Giovanni Segantini toujours caché derrière sa légende
The first French exhibition dedicated to Italian-Swiss painter Giovanni Segantini (1858-1899) has opened at the Musée d'Orsay, following a tradition established since his death of foregrounding his personal story. Co-curated by his great-granddaughter Diana Segantini and art historian Gabriella Belli, the show emphasizes Segantini's self-mythology—his orphaned childhood, his self-presentation as an autodidact (though he took painting lessons), and his tragic death at 2,700 meters in the Swiss Alps—over his place in art history. The exhibition traces his career from Milan, where he was influenced by the scapigliati and supported by dealer Vittore Grubicy, to his adoption of peasant and alpine themes inspired by Anton Mauve and the Barbizon school.
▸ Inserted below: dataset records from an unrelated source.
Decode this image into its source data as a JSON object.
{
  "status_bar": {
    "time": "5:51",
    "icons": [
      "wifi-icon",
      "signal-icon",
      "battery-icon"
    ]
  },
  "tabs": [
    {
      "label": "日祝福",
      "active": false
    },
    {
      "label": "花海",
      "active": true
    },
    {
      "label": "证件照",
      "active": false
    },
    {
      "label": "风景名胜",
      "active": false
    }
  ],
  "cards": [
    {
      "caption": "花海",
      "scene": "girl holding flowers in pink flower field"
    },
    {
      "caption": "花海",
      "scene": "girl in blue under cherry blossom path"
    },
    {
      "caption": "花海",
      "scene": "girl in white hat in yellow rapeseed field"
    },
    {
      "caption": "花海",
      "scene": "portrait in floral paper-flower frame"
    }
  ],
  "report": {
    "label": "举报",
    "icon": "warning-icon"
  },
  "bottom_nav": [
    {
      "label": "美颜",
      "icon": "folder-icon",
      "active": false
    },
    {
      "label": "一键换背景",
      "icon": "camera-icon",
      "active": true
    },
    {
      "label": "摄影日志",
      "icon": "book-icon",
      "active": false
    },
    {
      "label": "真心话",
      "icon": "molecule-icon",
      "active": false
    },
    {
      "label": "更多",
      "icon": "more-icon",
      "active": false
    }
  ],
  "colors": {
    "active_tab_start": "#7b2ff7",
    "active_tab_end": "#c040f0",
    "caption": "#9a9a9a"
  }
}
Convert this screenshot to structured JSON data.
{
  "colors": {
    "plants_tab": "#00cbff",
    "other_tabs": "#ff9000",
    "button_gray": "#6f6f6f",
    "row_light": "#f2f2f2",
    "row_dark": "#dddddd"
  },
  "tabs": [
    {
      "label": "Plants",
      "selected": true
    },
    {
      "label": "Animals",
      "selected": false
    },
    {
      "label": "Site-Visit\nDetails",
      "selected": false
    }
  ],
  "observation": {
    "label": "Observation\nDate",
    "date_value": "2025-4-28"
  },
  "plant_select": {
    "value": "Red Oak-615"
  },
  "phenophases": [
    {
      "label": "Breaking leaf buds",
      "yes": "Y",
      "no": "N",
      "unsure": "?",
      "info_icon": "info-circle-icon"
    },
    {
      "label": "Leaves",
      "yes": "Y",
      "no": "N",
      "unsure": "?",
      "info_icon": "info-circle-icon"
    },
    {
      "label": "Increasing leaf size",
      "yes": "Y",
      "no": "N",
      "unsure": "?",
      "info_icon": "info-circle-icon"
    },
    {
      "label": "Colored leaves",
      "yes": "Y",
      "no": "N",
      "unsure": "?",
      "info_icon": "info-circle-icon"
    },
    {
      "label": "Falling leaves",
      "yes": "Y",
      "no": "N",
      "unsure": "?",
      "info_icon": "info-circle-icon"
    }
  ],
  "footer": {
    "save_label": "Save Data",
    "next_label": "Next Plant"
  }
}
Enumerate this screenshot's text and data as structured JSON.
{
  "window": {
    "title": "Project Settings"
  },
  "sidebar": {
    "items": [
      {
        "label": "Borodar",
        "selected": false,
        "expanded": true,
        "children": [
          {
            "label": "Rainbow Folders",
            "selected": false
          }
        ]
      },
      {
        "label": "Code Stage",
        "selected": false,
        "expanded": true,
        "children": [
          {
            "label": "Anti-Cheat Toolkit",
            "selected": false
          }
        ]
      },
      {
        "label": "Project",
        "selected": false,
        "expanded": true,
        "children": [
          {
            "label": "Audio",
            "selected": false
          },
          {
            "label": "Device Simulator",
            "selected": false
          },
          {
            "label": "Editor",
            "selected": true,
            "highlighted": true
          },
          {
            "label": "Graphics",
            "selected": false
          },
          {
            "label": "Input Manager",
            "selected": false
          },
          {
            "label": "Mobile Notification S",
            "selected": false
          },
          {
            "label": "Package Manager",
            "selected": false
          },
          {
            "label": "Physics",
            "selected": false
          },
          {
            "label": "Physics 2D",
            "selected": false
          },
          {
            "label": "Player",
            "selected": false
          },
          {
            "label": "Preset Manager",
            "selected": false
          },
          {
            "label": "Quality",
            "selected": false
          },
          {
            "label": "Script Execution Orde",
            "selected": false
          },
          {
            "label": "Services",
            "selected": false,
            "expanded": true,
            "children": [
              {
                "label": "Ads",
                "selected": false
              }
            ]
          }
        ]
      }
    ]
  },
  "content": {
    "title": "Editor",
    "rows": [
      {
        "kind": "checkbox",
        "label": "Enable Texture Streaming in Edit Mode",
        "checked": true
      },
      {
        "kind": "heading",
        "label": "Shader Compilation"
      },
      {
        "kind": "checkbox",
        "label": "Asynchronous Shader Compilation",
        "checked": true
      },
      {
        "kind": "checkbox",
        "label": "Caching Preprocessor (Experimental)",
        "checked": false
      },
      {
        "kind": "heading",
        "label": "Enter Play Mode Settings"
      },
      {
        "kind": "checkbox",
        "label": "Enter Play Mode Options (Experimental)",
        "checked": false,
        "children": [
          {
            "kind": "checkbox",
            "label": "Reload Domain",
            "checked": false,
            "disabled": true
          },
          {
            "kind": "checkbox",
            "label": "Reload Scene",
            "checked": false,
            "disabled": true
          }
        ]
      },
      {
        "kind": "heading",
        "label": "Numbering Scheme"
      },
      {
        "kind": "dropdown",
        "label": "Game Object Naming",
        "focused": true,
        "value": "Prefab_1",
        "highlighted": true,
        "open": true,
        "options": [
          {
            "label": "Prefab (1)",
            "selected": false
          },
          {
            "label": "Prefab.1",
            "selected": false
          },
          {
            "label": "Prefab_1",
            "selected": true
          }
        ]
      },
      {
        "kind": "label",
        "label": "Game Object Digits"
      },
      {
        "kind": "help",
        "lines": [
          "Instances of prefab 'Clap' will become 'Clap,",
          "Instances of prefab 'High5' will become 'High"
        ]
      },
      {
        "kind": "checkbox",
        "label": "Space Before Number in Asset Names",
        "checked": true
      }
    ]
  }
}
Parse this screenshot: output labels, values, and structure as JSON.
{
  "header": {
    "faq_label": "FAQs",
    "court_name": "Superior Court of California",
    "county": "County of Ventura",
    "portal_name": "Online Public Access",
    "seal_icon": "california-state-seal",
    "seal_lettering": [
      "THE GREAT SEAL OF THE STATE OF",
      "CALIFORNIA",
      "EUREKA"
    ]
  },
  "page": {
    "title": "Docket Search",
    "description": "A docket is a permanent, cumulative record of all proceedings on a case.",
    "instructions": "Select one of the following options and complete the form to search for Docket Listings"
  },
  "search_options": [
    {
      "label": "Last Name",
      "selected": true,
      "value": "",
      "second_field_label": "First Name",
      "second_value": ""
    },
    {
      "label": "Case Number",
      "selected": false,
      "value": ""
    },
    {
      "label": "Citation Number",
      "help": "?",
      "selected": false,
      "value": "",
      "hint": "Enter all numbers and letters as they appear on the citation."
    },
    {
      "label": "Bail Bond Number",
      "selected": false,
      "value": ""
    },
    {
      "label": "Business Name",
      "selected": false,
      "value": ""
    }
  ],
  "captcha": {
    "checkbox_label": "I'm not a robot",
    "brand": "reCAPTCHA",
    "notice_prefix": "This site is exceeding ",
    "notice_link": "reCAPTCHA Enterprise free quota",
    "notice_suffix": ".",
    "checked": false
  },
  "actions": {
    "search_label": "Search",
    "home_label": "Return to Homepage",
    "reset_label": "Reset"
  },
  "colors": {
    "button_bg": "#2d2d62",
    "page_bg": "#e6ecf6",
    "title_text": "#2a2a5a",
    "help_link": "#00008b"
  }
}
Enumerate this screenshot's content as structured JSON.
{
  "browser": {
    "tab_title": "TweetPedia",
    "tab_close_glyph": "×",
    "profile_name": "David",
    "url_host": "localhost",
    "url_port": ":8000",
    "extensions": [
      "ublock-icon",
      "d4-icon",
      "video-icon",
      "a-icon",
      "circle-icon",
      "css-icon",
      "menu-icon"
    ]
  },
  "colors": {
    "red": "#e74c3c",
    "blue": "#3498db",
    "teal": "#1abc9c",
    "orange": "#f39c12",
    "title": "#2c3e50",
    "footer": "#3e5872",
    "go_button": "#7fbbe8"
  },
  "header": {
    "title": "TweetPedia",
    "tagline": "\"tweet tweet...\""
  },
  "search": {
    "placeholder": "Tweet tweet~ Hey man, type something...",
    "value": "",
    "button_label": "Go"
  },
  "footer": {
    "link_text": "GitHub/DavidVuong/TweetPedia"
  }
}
This matters because Segantini remains a major but underappreciated figure of European symbolism, yet the exhibition risks obscuring his artistic significance by focusing on his romanticized biography. While the catalogue offers nuance—revealing, for instance, that his children had private tutors—the wall texts and layout present him as an isolated genius rather than an artist embedded in national and international networks. The show's approach highlights a broader tension in museum practice between storytelling and art-historical scholarship, and raises questions about how curatorial choices shape public understanding of an artist's legacy.